We (my husband and I) grew up together; he was an Umueze village boy because he was from Umueze. I grew up here too; so, we knew ourselves as young people. Then, I used to call the bluff of men because I was as brilliant and as strong as they were. Some of them said I was a tomboy because I would not tolerate insults from them. If they gave me a knock, I would run after them and retaliate.
He was a nice boy; he wasn’t a playboy like other boys. His parents weren’t very rich. I have this love for poor people; so, I wanted to complement it.
He read only Standard 6 and I was in higher elementary. Then, it was a taboo for girl that went to college to marry a person that was below her. But I wanted to show people how to live a happy and family life.
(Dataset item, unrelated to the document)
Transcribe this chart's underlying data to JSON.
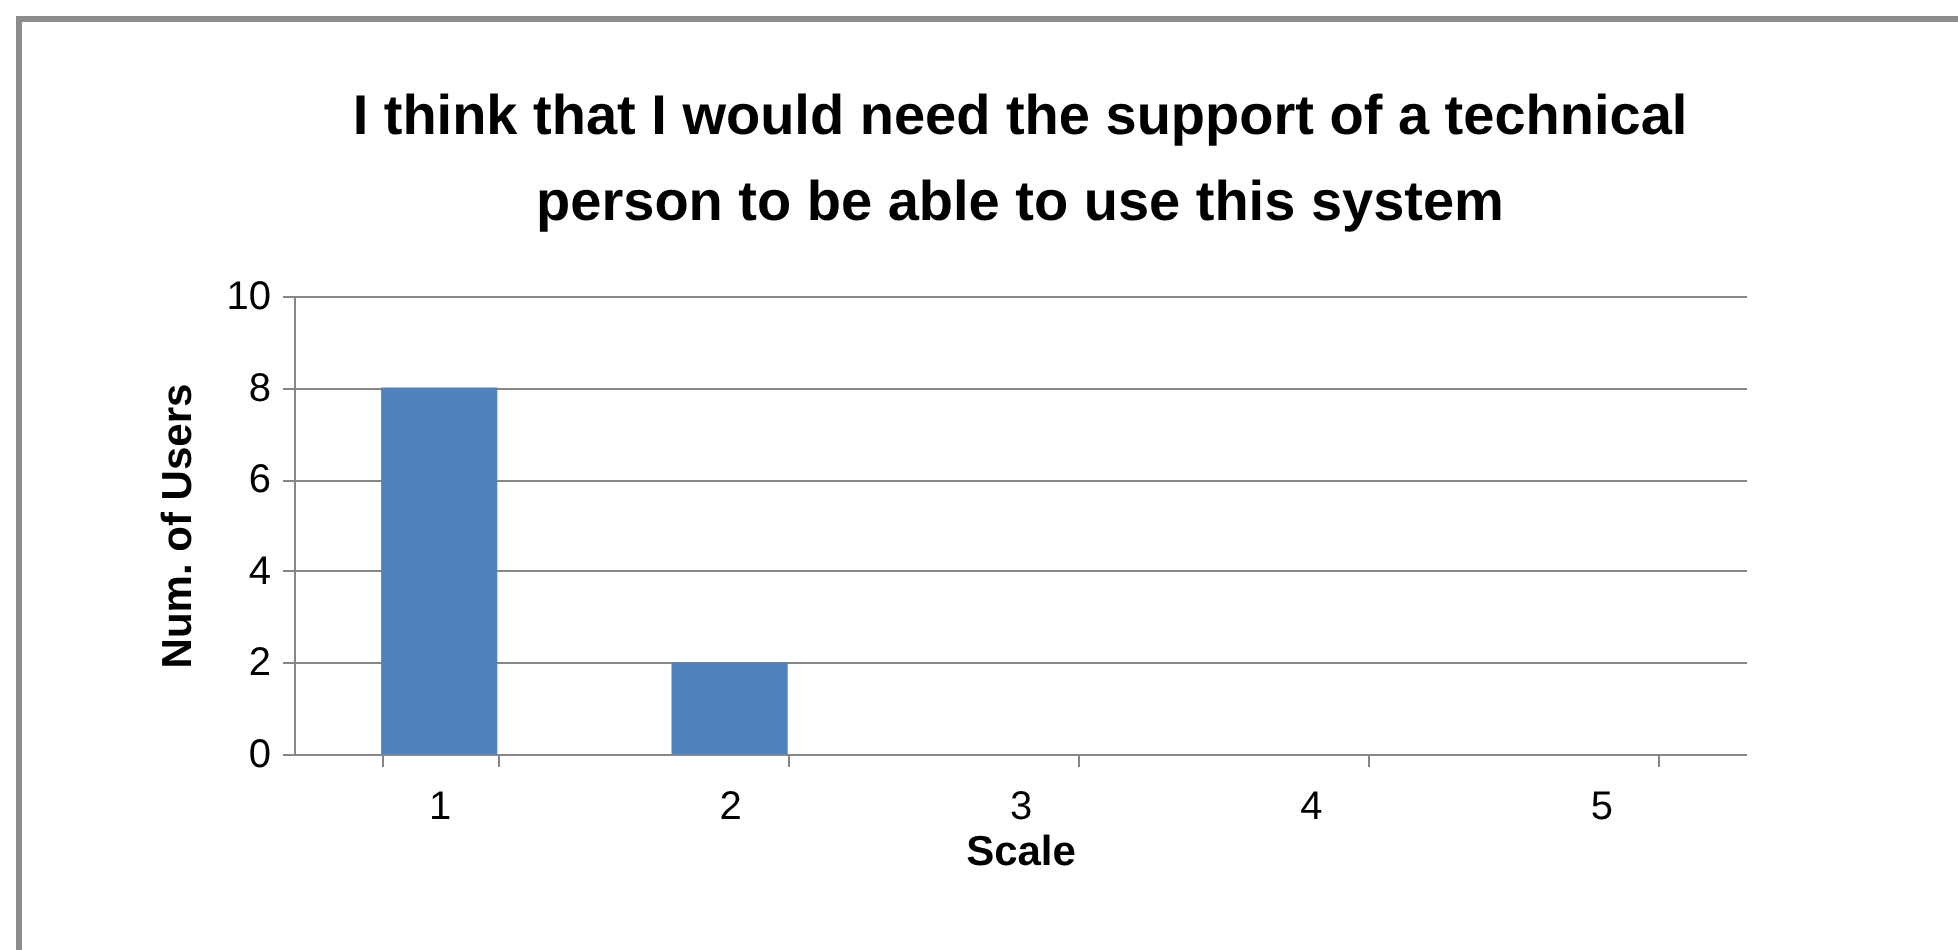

Among all the boys that we grew up together, I liked him the most because he was humble, handsome and didn’t pretend like other boys who would tell you flattering things. That was the attraction.
I got married at 33 and he was about five years older than me. He was born in 1920. He was training his other siblings and didn’t have much to boast of. Then, I was training my only brother who died a few years ago.
God is great. He blessed me with five children, four boys and a girl just as I prayed for. Before I got married, I didn’t live a flamboyant life. I didn’t answer some boys who wanted to marry me. I was full of myself; so, they said that I had outgrown marriage age because I was 33 then. When I got married March 1, 1958, shortly after that, I gave birth to my first child, Ogochukwu Ndibe, a medical doctor, also called John.
So when people in our market got telegram that I gave birth, they were shocked and said, “Ehh! Elizabeth could give birth!” I was even hiding the pregnancy because I was ashamed. I love my husband so much. After one year and five months, I gave birth to Anthony, that’s Okey Ndibe.
Three years later, my daughter came. She lives in the US with her husband. Another one came two years later, Jude. He works with a private company in Lagos as an architect. My last child lives in the US. I’m happy with all of them and they are happy with me too.